Subject: Live from Rouen
Date: 20 Apr 94
From: Uncle Terry, 73060,2661
Greetings from Normandy. The Yanks have landed, and we're here in the stands watching the U.S. Men's team (score...1-0) play Belgium attempting to rack up the first U.S. victory of the tournament (score...2-0). Correction-- we're watching the U.S. Men's Team RACK up America's first victory. This would seem (score...3-0) like a good start, if the (score...4-0) Men's team, Women's team, and Masters team hadn't already played 4 games among them. Actually, the starting performances were better than they seem at first glance. The Men lost to South Africa (one of the tournament favorites), playing very closely except for a brief spurt (warning- always be wary of playing sports against people whose country is in the middle of a revolution) (score...5-0).
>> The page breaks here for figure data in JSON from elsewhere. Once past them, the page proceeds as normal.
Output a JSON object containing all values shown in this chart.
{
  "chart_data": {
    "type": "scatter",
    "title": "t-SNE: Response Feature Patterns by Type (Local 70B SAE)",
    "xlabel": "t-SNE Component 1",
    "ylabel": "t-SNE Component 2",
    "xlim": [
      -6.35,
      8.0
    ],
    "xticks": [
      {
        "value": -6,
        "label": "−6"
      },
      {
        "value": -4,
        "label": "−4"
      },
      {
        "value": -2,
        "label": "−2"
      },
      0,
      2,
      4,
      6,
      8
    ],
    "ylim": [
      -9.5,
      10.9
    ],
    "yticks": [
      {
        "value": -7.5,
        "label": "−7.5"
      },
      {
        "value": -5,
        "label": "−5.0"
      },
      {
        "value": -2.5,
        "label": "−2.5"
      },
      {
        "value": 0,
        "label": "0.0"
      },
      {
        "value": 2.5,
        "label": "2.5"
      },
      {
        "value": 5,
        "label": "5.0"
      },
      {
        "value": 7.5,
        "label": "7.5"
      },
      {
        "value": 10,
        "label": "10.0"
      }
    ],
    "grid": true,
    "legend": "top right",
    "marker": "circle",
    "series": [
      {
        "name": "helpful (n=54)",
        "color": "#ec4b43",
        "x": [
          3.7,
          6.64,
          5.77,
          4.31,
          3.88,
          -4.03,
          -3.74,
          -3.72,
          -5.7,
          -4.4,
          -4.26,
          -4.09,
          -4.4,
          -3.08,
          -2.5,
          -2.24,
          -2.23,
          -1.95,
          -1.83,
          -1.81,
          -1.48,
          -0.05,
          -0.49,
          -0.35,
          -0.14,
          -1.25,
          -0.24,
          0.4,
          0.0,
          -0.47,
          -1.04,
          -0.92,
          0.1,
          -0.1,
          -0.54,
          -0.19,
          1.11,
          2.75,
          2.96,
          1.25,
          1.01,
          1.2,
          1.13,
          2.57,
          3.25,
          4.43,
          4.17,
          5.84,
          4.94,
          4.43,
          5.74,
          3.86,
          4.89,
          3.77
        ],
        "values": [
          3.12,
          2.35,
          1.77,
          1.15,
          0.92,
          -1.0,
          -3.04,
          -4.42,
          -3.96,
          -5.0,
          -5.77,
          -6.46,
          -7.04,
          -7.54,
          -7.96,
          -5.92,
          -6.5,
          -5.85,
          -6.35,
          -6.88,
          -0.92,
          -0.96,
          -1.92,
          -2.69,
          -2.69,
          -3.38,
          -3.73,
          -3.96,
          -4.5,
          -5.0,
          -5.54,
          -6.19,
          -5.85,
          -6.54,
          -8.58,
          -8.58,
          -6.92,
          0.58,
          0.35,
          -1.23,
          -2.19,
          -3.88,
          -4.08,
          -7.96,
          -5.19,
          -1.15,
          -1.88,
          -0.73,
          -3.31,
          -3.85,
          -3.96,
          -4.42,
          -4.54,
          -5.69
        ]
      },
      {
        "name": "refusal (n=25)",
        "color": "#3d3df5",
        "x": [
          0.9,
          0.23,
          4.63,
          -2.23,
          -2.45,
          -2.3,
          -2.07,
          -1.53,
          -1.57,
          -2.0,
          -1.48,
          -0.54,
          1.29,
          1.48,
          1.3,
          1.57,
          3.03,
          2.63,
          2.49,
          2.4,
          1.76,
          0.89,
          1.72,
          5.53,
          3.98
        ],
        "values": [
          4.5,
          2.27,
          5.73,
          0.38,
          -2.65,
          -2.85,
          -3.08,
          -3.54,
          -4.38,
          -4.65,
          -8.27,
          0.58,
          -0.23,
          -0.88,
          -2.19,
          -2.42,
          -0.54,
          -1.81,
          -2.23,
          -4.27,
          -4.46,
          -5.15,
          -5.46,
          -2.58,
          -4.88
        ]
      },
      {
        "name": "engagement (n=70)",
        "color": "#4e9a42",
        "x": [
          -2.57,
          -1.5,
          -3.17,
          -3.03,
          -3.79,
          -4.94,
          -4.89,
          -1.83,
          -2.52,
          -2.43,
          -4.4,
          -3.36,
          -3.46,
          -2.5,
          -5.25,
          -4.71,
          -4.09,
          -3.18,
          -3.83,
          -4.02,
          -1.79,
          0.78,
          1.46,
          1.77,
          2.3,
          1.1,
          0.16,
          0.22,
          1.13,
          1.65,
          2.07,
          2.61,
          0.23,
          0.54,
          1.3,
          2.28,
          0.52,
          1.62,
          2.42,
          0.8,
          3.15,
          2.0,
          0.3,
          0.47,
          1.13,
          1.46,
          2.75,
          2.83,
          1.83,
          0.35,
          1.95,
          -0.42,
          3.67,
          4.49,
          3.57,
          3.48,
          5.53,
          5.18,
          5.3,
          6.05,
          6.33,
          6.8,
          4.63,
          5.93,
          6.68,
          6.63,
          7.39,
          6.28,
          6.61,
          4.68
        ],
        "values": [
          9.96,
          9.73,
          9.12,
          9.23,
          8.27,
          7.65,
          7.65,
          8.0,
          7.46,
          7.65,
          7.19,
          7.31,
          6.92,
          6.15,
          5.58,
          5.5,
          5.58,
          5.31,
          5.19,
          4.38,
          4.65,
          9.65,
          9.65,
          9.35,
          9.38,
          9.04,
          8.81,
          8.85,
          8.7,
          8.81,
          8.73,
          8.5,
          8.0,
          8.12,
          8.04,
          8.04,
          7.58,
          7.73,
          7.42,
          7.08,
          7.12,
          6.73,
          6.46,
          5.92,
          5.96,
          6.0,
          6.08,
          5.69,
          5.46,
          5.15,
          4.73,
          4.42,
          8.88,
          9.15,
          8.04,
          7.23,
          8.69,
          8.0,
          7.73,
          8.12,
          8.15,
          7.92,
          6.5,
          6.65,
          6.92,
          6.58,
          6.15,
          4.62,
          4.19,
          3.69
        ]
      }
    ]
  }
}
The Women lost a squeaker to the Brits after suffering much confusion about which pool's signals to listen to, and an unreasonable penalty for splashing the deck ref, and the Old Farts lost to South Africa and Australia, holding their opponents to less than 23 points on the day. (score...6-0).
So far the trip has been interesting. We start with a lovely flight (score...7-0) on Delta. I knew we were approaching France when the stewardess no longer had an Atlanta accent while serving a breakfast of a croissant and Yoplait. I was eager to enter (score...8-0) the beloved land, almost as much for the coming adventures as the opportunity to leave the small child in the next seat who had been crying non-stop for the last five hours (score...9-0). The instructions were clear (halftime...)- grab a train from Paris to Rouen, and call the hotel. Pas problem. After getting some cash (charged 30 francs to cash a 200 franc trav check- I'm just glad I got Frogbuck checks- think what I saved on the conversion!), we hop on the Metro. Four trains later, we're at the train station.....
Excuser- Stacy here. Uncle Terry is being called away for official business; his team is actually making him practice -score- I'm sure terry would have wanted to tell you next about how he called us at the hotel, just like the directions told him to (he's so good at following directions), but that no one was there. Imagine that - we didn't have anyone sitting by the phone with baited -score- breath, awaiting the VP of fun's call. What callous teammates! Despite our abandonment, he succeeded in making his way to the pool, I believe spending all his money in the process. I think he had fun with the taxi driver, though. Hmmmm, what else. They've been drinking beer called 1664 (I think) -score-, Mrs. Dawn is having at least as much fun as Dawn, rubbing down players from teams around the world, the showers are co-ed, -score-, we spent the first two days getting lost for 2-3 hours every time we got in the car (they won't let me drive anymore), Joe -score- redecorated his room by inserting a screwdriver into a spray paint can, Woody spent days in a meeting with "20 people more anal retentive than myself", spending 30 minutes deciding if a sentence needed a semi-colon or a comma, and other *very* important issues. -score- Sheila discovered that even if you drive 160 kph, people will pass you -score-score- I think I better go find terry and give this back to him...I'm sure he can type and do dry land mock-ups at the same time...
Hi- I'm back. All of what Spacey said is true, so I won't repeat
it unnecessarily. A bit about our accomodations. Most of us are
staying (for now) at the Formule 1 (that's French for Formula
One) Hotel, hosted by a charming French couple. The hotel is the
epitome of modern architecture and efficiency. Perhaps you've
seen Clockwork Orange? After we overcame the challenge of exiting
the bathroom before the automatic hosing system takes over, we
settled in comfortably. However, the boss man is not completely
aware of how honored he is by being chosen as the site of Party
Central. Even though Buddha Joe sacrificed his own body and clothing
by diving on an exploding paint cannister (obviously a product
of defective French manufacturing technology) so that only small
portions of the attractive black substance covered the various
walls, doors, and carpets, and Little Doug has been putting in
extra time as a security guard protecting the hotel cash box at
great personal risk, he still keeps attempting to enforce a 22:00
(that's French for 10:00) curfew. We've tried to explain about
time zone differences, offered to make Formule 1 the official
hotel chain of Fredland, and even offered him 17 year olds, but
to no avail. Sometimes the language difference is just too much
to overcome. We'll let you know where we land.
Well, it's now another day. The Masters team started off by holding the Brits to a score below our goals against average established yesterday, and the Women just finished a stirring victory against the Dutch. Before the Women's game a brief international controversy was stirred up as the Little Prince watching over the entry gate to the pool refused to let our heroes enter the unused second pool more than 15 minutes before the game. Officials were summoned, Spacey got pissed (but warmed up anyway- lots of French guys running around waving their arms), MoJo got steamed, and even Carol Rose yelled at the French guy in charge of the tournament (whose official response was "it's Monday and you're in France". Needless to say, our babes were psyched, and behaved accordingly against the unfortunate Nederlanders.
Well, time to sign off for now, so that I can work on the technical end of getting this onto FredNet. We'll keep you all posted on all the events as they happen.